Sorry if this is a painful question for any of you, but I've just found out that a dear friend's brother has committed suicide. It was thought out, planned and he left her a letter (apparently a 'nice' (their words, not mine) one).
He had MH issues, brought on even more by the death of her lovely DH not quite 2 years ago. All so very, very sad.
Tell her you love her, you are hurting for her and that you will be there for her no matter what. And then follow it through.
Don't expect to know what to say, because no one ever does - no one can. You could say there was nothing she could have done, that she mustn't blame herself or any number of other things, but she will already be thinking them and wondering why she can't persuade her heart to believe it.
It's all so individual, there is no one right thing to say (sadly). But most people are so afraid to talk about it with the person affected - I don't know why, perhaps because suicide bereavements are especially complex. So if she knows that you will have a non-judgemental ear and won't shy away from anything she cares to show, that will mean a lot.
It's really tough one that. If you knew her brother personally, then some recollections of happy times in his life might be appropriate, otherwise let her know you are thinking of her and if you can offer practical support.
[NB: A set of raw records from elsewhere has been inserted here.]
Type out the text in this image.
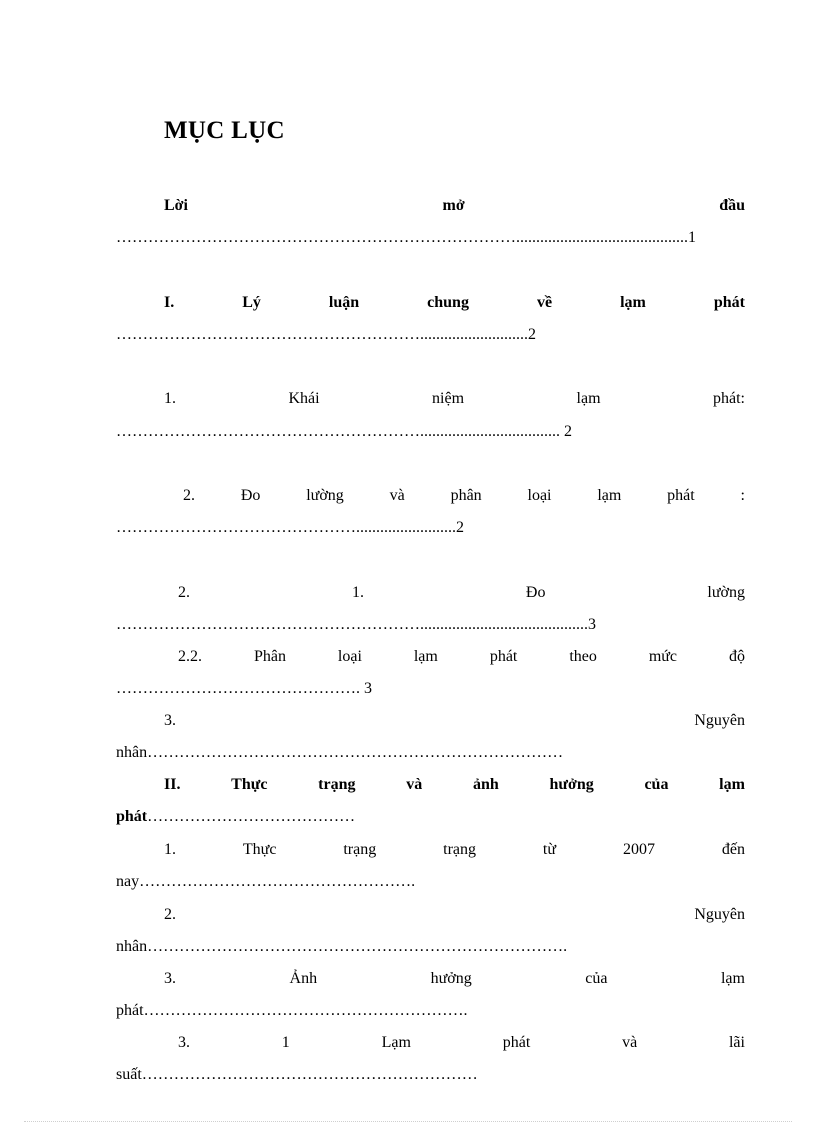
MỤC LỤC
Lời	mở	đầu
…………………………………………………………………...........................................1
I.	Lý	luận	chung	về	lạm	phát
…………………………………………………...........................2
1.	Khái	niệm	lạm	phát:
…………………………………………………................................... 2
2.	Đo	lường	và	phân	loại	lạm	phát	:
……………………………………….........................2
2.	1.	Đo	lường
…………………………………………………..........................................3
2.2.	Phân	loại	lạm	phát	theo	mức	độ
………………………………………. 3
3.	Nguyên
nhân……………………………………………………………………
II.	Thực	trạng	và	ảnh	hưởng	của	lạm
phát…………………………………
1.	Thực	trạng	trạng	từ	2007	đến
nay…………………………………………….
2.	Nguyên
nhân…………………………………………………………………….
3.	Ảnh	hưởng	của	lạm
phát…………………………………………………….
3.	1	Lạm	phát	và	lãi
suất………………………………………………………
I really haven't a clue, but didn't want this to go unanswered.
Such a difficult letter to write - I have used the poem below before in sympathy cards/letters. Good luck with finding the right words.
On the day when the weight deadens on your shoulders and you stumble, may the clay dance to balance you.
And when your eyes freeze behind the grey window and the ghost of loss gets in to you, may a flock of colours, indigo, red, green, and azure blue come to awaken in you a meadow of delight.
When the canvas frays in the currach of thought and a stain of ocean blackens beneath you, may there come across the waters a path of yellow moonlight to bring you safely home.
May the nourishment of the earth be yours, may the clarity of light be yours, may the fluency of the ocean be yours, may the protection of the ancestors be yours. And so may a slow wind work these words of love around you, an invisible cloak to mind your life.
A friend who recently lost her son said afterwards that she didn't really remember much of what people had said to her - she just remembered that they were there for her. So I'd just bear in mind that it is terribly hard to think of what to say, but the detail isn't all that important. What's important is that you say something. Which you are doing.